Science and the Bible. Friends or foes? I believe they are best friends, even when neither scientific nor religious worlds acknowledge that fact. Science sprang from creation -- the ordered universe created by the God of Abraham, Isaac and Jacob. Only because there is creative order, can it be studied and learned.
Sadly, I've heard otherwise devout Christians question the Bible where it states, in Genesis 1:3, "God said, 'Let there be light...'" just because thirteen verses and three days later, He created the sun, moon and stars.

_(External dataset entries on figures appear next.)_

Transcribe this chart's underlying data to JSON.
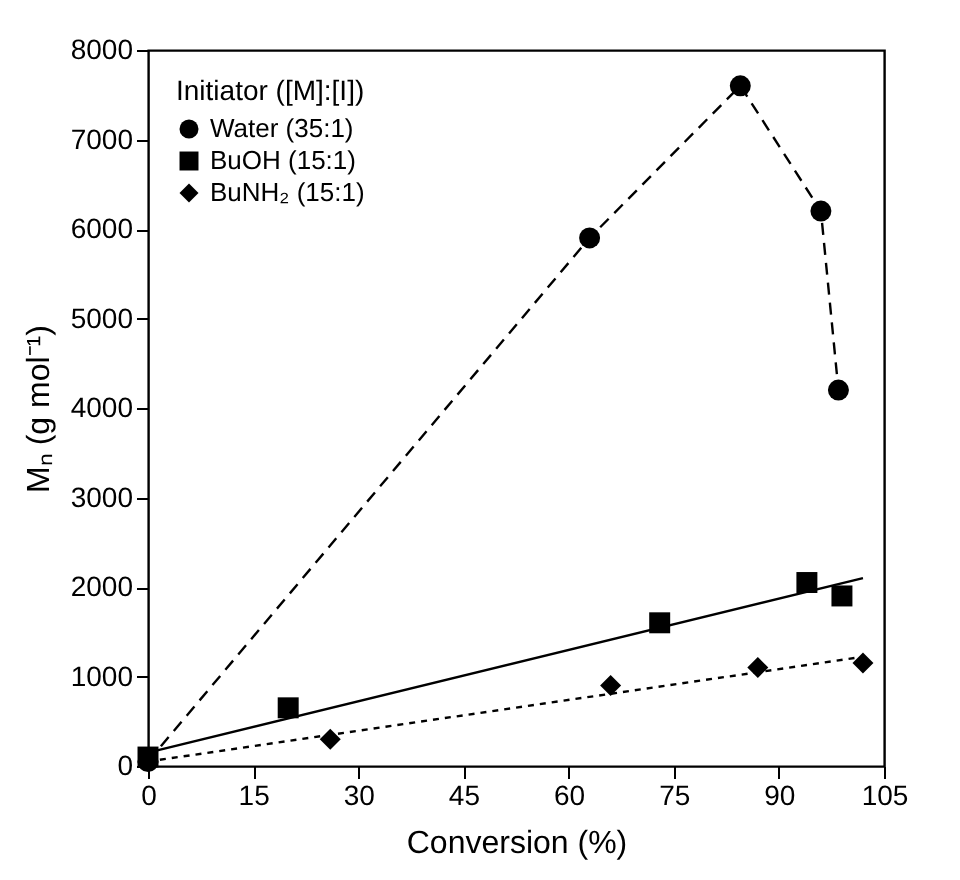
{
  "chart_data": {
    "type": "scatter",
    "xlabel": "Conversion (%)",
    "ylabel": "Mₙ (g mol⁻¹)",
    "legend_title": "Initiator ([M]:[I])",
    "legend": "top left",
    "grid": false,
    "xlim": [
      0,
      105
    ],
    "xticks": [
      0,
      15,
      30,
      45,
      60,
      75,
      90,
      105
    ],
    "ylim": [
      0,
      8000
    ],
    "yticks": [
      0,
      1000,
      2000,
      3000,
      4000,
      5000,
      6000,
      7000,
      8000
    ],
    "series": [
      {
        "name": "Water (35:1)",
        "type": "line",
        "marker": "circle",
        "line_style": "dashed",
        "color": "#000000",
        "x": [
          0,
          63,
          84.5,
          96,
          98.5
        ],
        "values": [
          50,
          5900,
          7600,
          6200,
          4200
        ]
      },
      {
        "name": "BuOH (15:1)",
        "marker": "square",
        "color": "#000000",
        "x": [
          0,
          20,
          73,
          94,
          99
        ],
        "values": [
          100,
          650,
          1600,
          2050,
          1900
        ]
      },
      {
        "name": "BuNH₂ (15:1)",
        "marker": "diamond",
        "color": "#000000",
        "x": [
          26,
          66,
          87,
          102
        ],
        "values": [
          300,
          900,
          1100,
          1150
        ]
      },
      {
        "type": "line",
        "marker": "none",
        "line_style": "solid",
        "color": "#000000",
        "x": [
          0,
          102
        ],
        "values": [
          150,
          2100
        ]
      },
      {
        "type": "line",
        "marker": "none",
        "line_style": "dotted",
        "color": "#000000",
        "x": [
          0,
          102
        ],
        "values": [
          50,
          1220
        ]
      }
    ]
  }
}
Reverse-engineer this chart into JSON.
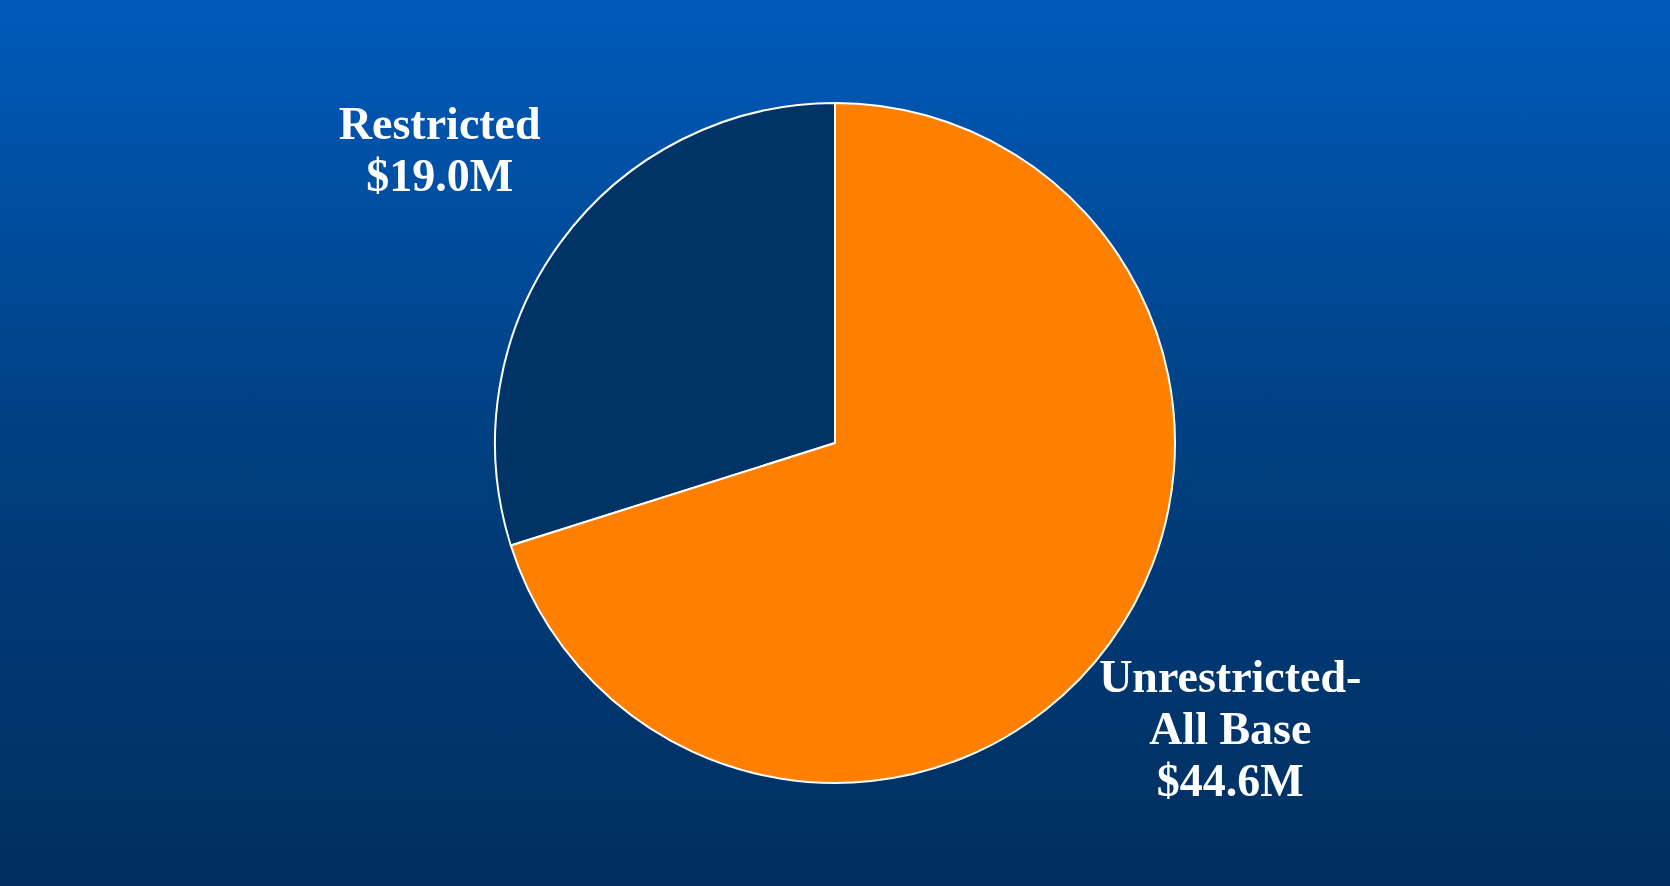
{
  "chart_data": {
    "type": "pie",
    "categories": [
      "Restricted",
      "Unrestricted-All Base"
    ],
    "values": [
      19.0,
      44.6
    ],
    "colors": [
      "#003366",
      "#ff8000"
    ],
    "value_labels": [
      "$19.0M",
      "$44.6M"
    ],
    "legend": false
  }
}
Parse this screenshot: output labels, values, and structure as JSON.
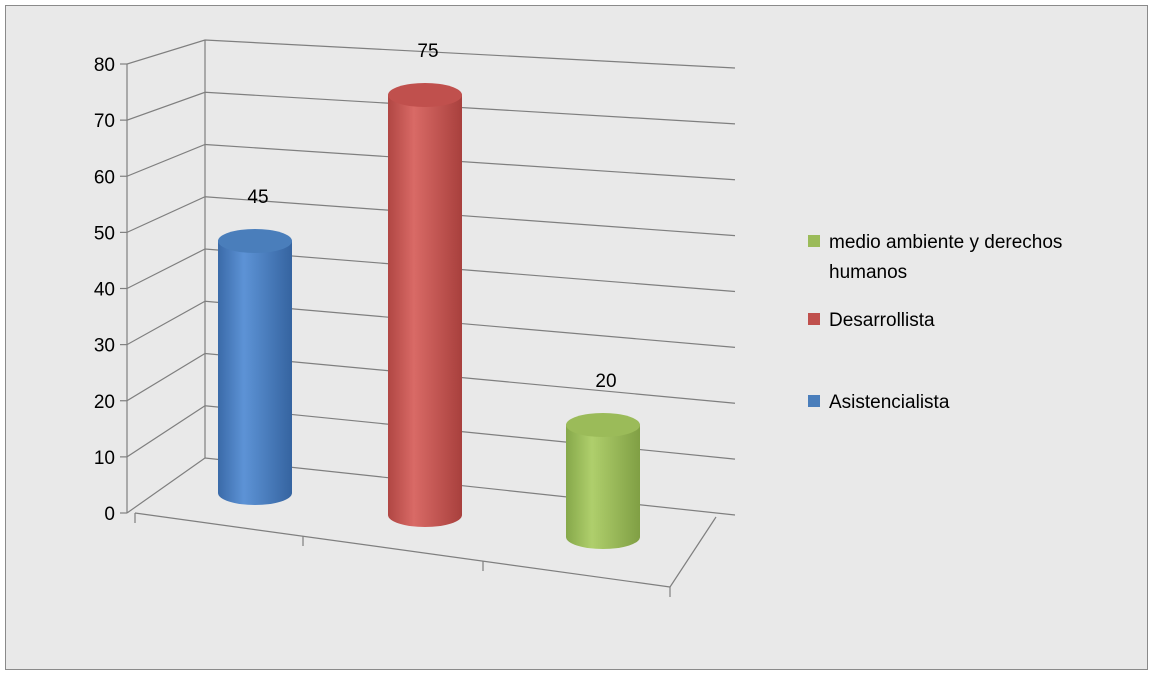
{
  "chart_data": {
    "type": "bar",
    "style": "3d-cylinder",
    "categories": [
      "Asistencialista",
      "Desarrollista",
      "medio ambiente y derechos humanos"
    ],
    "values": [
      45,
      75,
      20
    ],
    "colors": [
      "#4a7ebb",
      "#c0504d",
      "#9bbb59"
    ],
    "ylim": [
      0,
      80
    ],
    "yticks": [
      0,
      10,
      20,
      30,
      40,
      50,
      60,
      70,
      80
    ],
    "grid": true,
    "legend_position": "right",
    "legend": [
      {
        "label_lines": [
          "medio ambiente y derechos",
          "humanos"
        ],
        "color": "#9bbb59"
      },
      {
        "label_lines": [
          "Desarrollista"
        ],
        "color": "#c0504d"
      },
      {
        "label_lines": [
          "Asistencialista"
        ],
        "color": "#4a7ebb"
      }
    ]
  }
}
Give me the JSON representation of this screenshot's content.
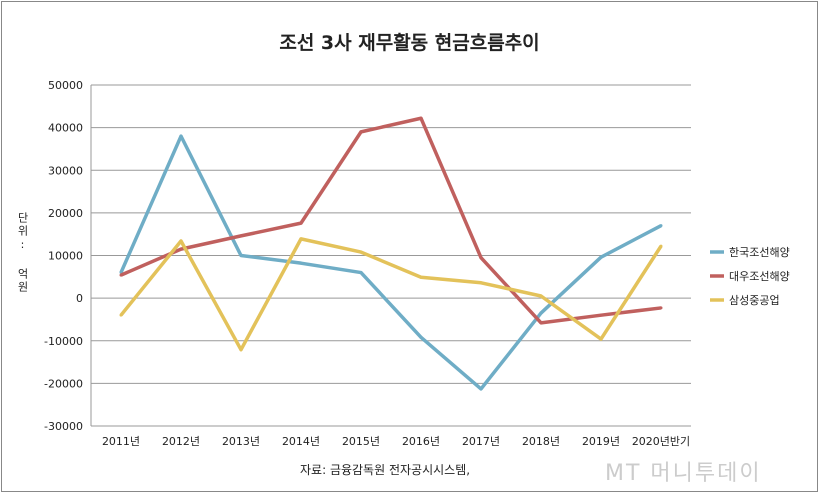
{
  "chart_data": {
    "type": "line",
    "title": "조선 3사 재무활동 현금흐름추이",
    "ylabel": "단위: 억원",
    "categories": [
      "2011년",
      "2012년",
      "2013년",
      "2014년",
      "2015년",
      "2016년",
      "2017년",
      "2018년",
      "2019년",
      "2020년반기"
    ],
    "ylim": [
      -30000,
      50000
    ],
    "yticks": [
      "50000",
      "40000",
      "30000",
      "20000",
      "10000",
      "0",
      "-10000",
      "-20000",
      "-30000"
    ],
    "grid": true,
    "legend": "right",
    "series": [
      {
        "name": "한국조선해양",
        "color": "#6fadc6",
        "values": [
          6000,
          38000,
          10000,
          8200,
          6000,
          -9200,
          -21300,
          -3500,
          9600,
          17000
        ]
      },
      {
        "name": "대우조선해양",
        "color": "#c0605e",
        "values": [
          5400,
          11500,
          14600,
          17600,
          39000,
          42200,
          9500,
          -5800,
          -4000,
          -2300
        ]
      },
      {
        "name": "삼성중공업",
        "color": "#e3c25a",
        "values": [
          -4000,
          13400,
          -12100,
          13900,
          10800,
          4900,
          3600,
          500,
          -9600,
          12200
        ]
      }
    ]
  },
  "source": "자료: 금융감독원 전자공시시스템,",
  "watermark": "MT 머니투데이"
}
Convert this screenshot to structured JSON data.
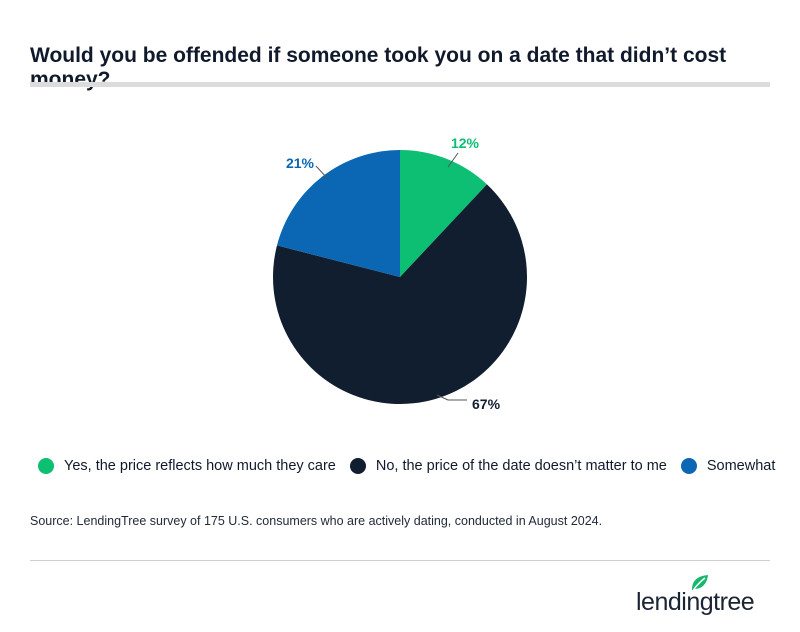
{
  "title": "Would you be offended if someone took you on a date that didn’t cost money?",
  "chart_data": {
    "type": "pie",
    "slices": [
      {
        "label": "Yes, the price reflects how much they care",
        "value": 12,
        "display": "12%",
        "color": "#0dbf72"
      },
      {
        "label": "No, the price of the date doesn’t matter to me",
        "value": 67,
        "display": "67%",
        "color": "#111e30"
      },
      {
        "label": "Somewhat",
        "value": 21,
        "display": "21%",
        "color": "#0b67b3"
      }
    ],
    "legend_position": "bottom"
  },
  "legend": [
    {
      "label": "Yes, the price reflects how much they care",
      "color": "#0dbf72"
    },
    {
      "label": "No, the price of the date doesn’t matter to me",
      "color": "#111e30"
    },
    {
      "label": "Somewhat",
      "color": "#0b67b3"
    }
  ],
  "source": "Source: LendingTree survey of 175 U.S. consumers who are actively dating, conducted in August 2024.",
  "logo": {
    "text": "lendingtree",
    "icon": "leaf-icon"
  }
}
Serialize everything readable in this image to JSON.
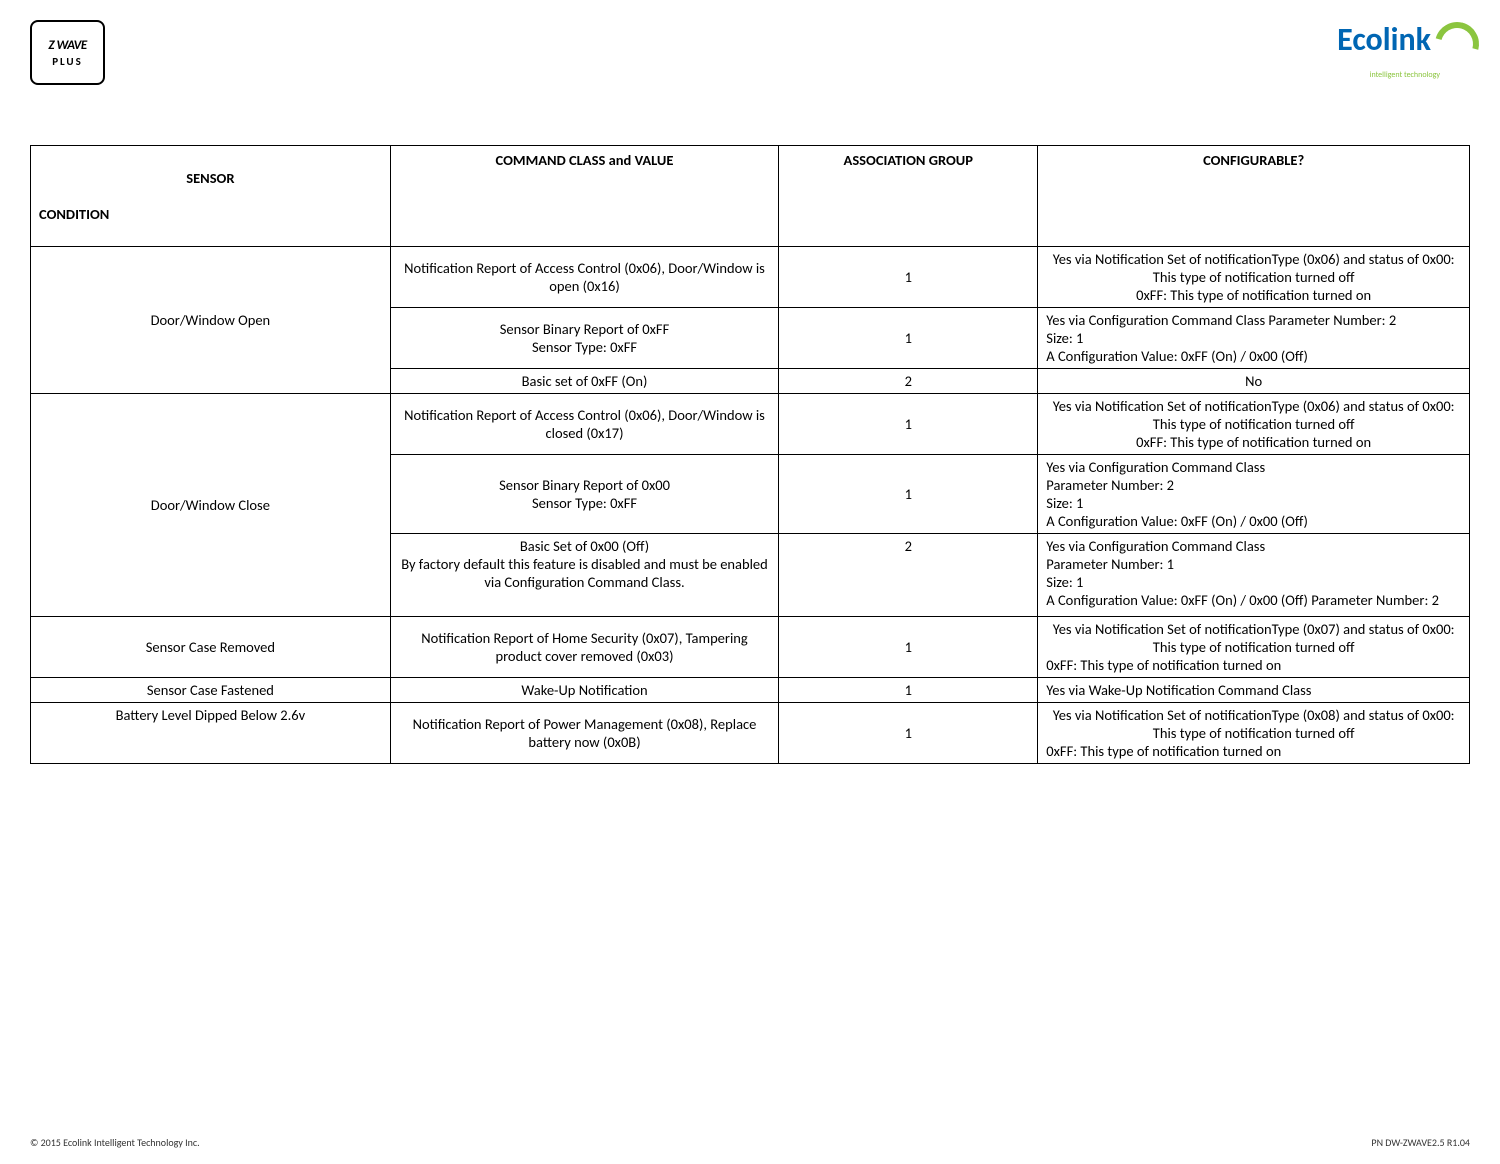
{
  "logos": {
    "left_text": "Z WAVE",
    "left_plus": "PLUS",
    "right_text": "Ecolink",
    "right_subtitle": "intelligent technology"
  },
  "table": {
    "headers": {
      "col1_line1": "SENSOR",
      "col1_line2": "CONDITION",
      "col2": "COMMAND CLASS and VALUE",
      "col3": "ASSOCIATION GROUP",
      "col4": "CONFIGURABLE?"
    },
    "rows": [
      {
        "sensor": "Door/Window Open",
        "sensor_rowspan": 3,
        "command": "Notification Report of Access Control (0x06), Door/Window is open (0x16)",
        "group": "1",
        "config": "Yes via Notification Set of notificationType (0x06)  and status of 0x00: This type of notification turned off\n0xFF: This type of notification turned on",
        "config_align": "center"
      },
      {
        "command": "Sensor Binary Report of 0xFF\nSensor Type: 0xFF",
        "group": "1",
        "config": "             Yes via Configuration Command Class  Parameter Number: 2\nSize: 1\nA Configuration Value: 0xFF (On) / 0x00 (Off)",
        "config_align": "left"
      },
      {
        "command": "Basic set of 0xFF (On)",
        "group": "2",
        "config": "No",
        "config_align": "center"
      },
      {
        "sensor": "Door/Window Close",
        "sensor_rowspan": 3,
        "command": "Notification Report of Access Control (0x06), Door/Window is closed (0x17)",
        "group": "1",
        "config": "Yes via Notification Set of notificationType (0x06)  and status of 0x00: This type of notification turned off\n0xFF: This type of notification turned on",
        "config_align": "center"
      },
      {
        "command": "Sensor Binary Report of 0x00\nSensor Type: 0xFF",
        "group": "1",
        "config": "Yes via Configuration Command Class\nParameter Number: 2\nSize: 1\nA Configuration Value: 0xFF (On) / 0x00 (Off)",
        "config_align": "left"
      },
      {
        "command": "Basic Set of 0x00 (Off)\nBy factory default this feature is disabled and must be enabled via Configuration Command Class.",
        "group": "2",
        "group_valign": "top",
        "config": "Yes via Configuration Command Class\nParameter Number: 1\nSize: 1\nA Configuration Value: 0xFF (On) / 0x00 (Off)  Parameter Number: 2",
        "config_align": "left",
        "extra_space": true
      },
      {
        "sensor": "Sensor Case Removed",
        "sensor_rowspan": 1,
        "command": "Notification Report of Home Security (0x07), Tampering product cover removed (0x03)",
        "group": "1",
        "config": "Yes via Notification Set of notificationType (0x07)  and status of 0x00: This type of notification turned off\n0xFF: This type of notification turned on",
        "config_align": "center-left"
      },
      {
        "sensor": "Sensor Case Fastened",
        "sensor_rowspan": 1,
        "sensor_valign": "top",
        "command": "Wake-Up Notification",
        "command_valign": "top",
        "group": "1",
        "group_valign": "top",
        "config": "Yes via Wake-Up Notification Command Class",
        "config_align": "left"
      },
      {
        "sensor": "Battery Level Dipped Below 2.6v",
        "sensor_rowspan": 1,
        "sensor_valign": "top",
        "command": "Notification Report of Power Management (0x08), Replace battery now (0x0B)",
        "group": "1",
        "config": "Yes via Notification Set of notificationType (0x08)  and status of 0x00: This type of notification turned off\n0xFF: This type of notification turned on",
        "config_align": "center-left"
      }
    ]
  },
  "footer": {
    "left": "© 2015 Ecolink Intelligent Technology Inc.",
    "right": "PN DW-ZWAVE2.5  R1.04"
  },
  "colors": {
    "ecolink_blue": "#0066b3",
    "ecolink_green": "#8bc53f",
    "border": "#000000",
    "bg": "#ffffff"
  }
}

Yet, even self-professed evolutionist and secular humanist Isaac Asimov, a prolific writer of both science texts and science fiction, wrote "there is no puzzle in the fact that God created light on the first day and the Sun, Moon and stars on the fourth. Light is the thing itself, the heavenly bodies merely the containers."
Asimov goes on in that same essay (The Bridge of the Gods, 1975) to describe the studies that have been performed to uncover the mysteries of the rainbow. He gave me an a-ha moment that I never learned in Sunday school, sad to say:
"His [Isaac Newton's] final conclusion, then, was that sunlight (and white light generally) is not pure but is a mixture of colors, each of which is much more nearly pure than white light is. No one color by itself can appear white, but all of them together, properly mixed, will do so."